Le risque d’une « surenchère des subventions » entre les gouvernements pour attirer de gros investissements liés à l’industrie des batteries et à l’électrification des transports n’est pas près de s’estomper, selon les propos des participants à un panel sur la « filière des batteries » au Québec organisé mercredi par le Cercle canadien de Montréal.

« Ça prend des subventions dans les éléments critiques [de la filière des batteries]. Tout le monde a de l’argent à mettre sur la table. Mais au Québec, c’est aussi l’alignement stratégique [des intervenants de la filière des batteries] qui peut aussi faire la différence », a indiqué Sarah Houde, PDG sortante de Propulsion Québec, un regroupement d’une centaine d’intervenants d’affaires et gouvernementaux en électrification des transports.

« L’argent est une mesure défensive en ce qui concerne le gouvernement du Québec et le fédéral. Il s’agit d’en mettre suffisamment sur la table pour que la décision d’aller aux États-Unis [plutôt qu’au Québec] ne soit pas trop facile à cause de tous les autres avantages », a indiqué Guy LeBlanc, PDG de la société d’État Investissement Québec.

« En général, leur préférence [des industriels en batteries], c’est d’être ici. Mais si on n’est pas à un niveau suffisant [d’aide financière], on n’aura pas le dossier. Le projet va se réaliser ailleurs. »

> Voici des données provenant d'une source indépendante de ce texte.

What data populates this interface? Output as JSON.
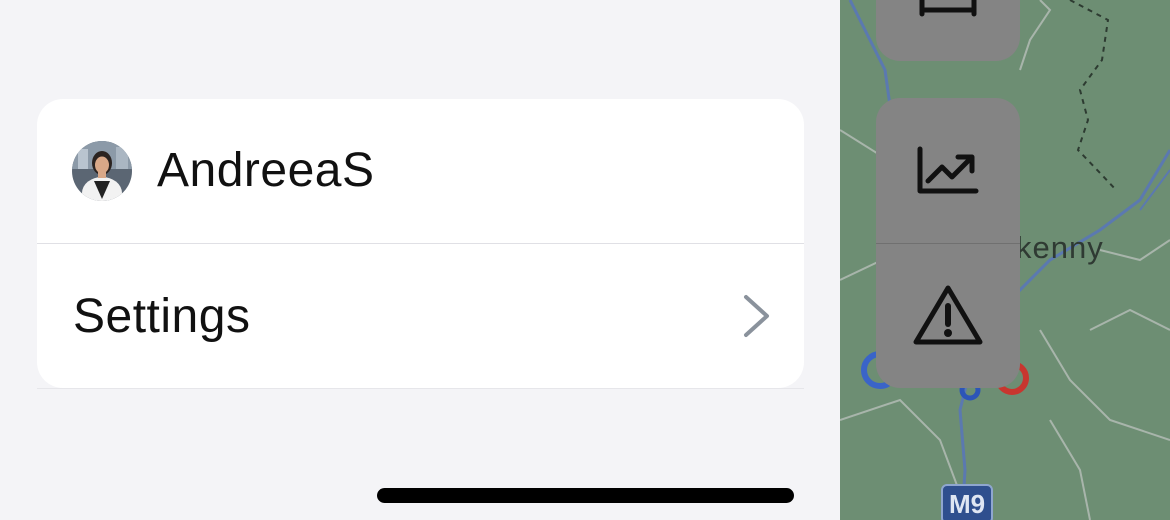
{
  "profile": {
    "name": "AndreeaS",
    "avatar_icon": "user-avatar-icon"
  },
  "menu": {
    "settings_label": "Settings",
    "settings_chevron_icon": "chevron-right-icon"
  },
  "map": {
    "place_label": "kenny",
    "road_shield": "M9",
    "buttons": [
      {
        "name": "bed-icon"
      },
      {
        "name": "trending-up-icon"
      },
      {
        "name": "warning-icon"
      }
    ]
  },
  "colors": {
    "background": "#f4f4f7",
    "card": "#ffffff",
    "map": "#6d8e73",
    "map_button": "#848484"
  }
}
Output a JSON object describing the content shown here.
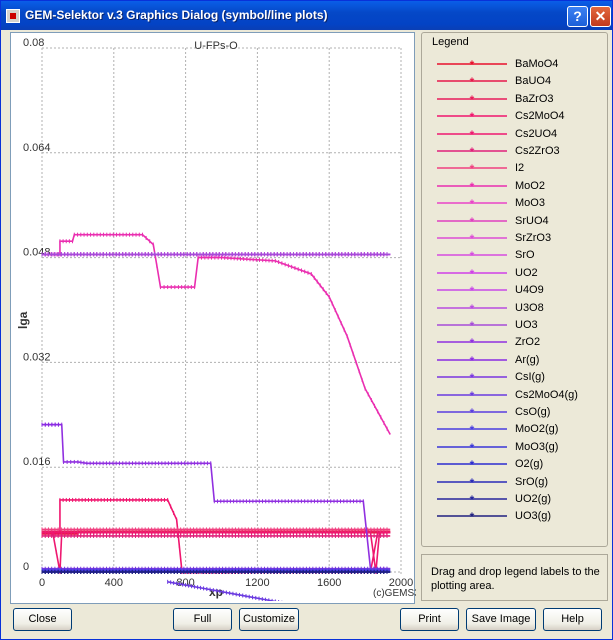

« C’est un enjeu majeur ces temps-ci, a ajouté M. LeBlanc. On a quelques projets en attente que j’aurais aimé annoncer ces jours-ci, dans la foulée de ce qui a été annoncé lundi à Bécancour [usine de composants de batteries de 600 millions du tandem GM-POSCO, dont 300 millions en prêts à remboursement conditionnel de Québec et d’Ottawa]. Malheureusement, ça va attendre encore quelques semaines, lorsqu’on saura de quelle façon le fédéral va pouvoir compenser pour [les aides financières provenant de] l’Inflation Reduction Act (IRA) aux États-Unis. »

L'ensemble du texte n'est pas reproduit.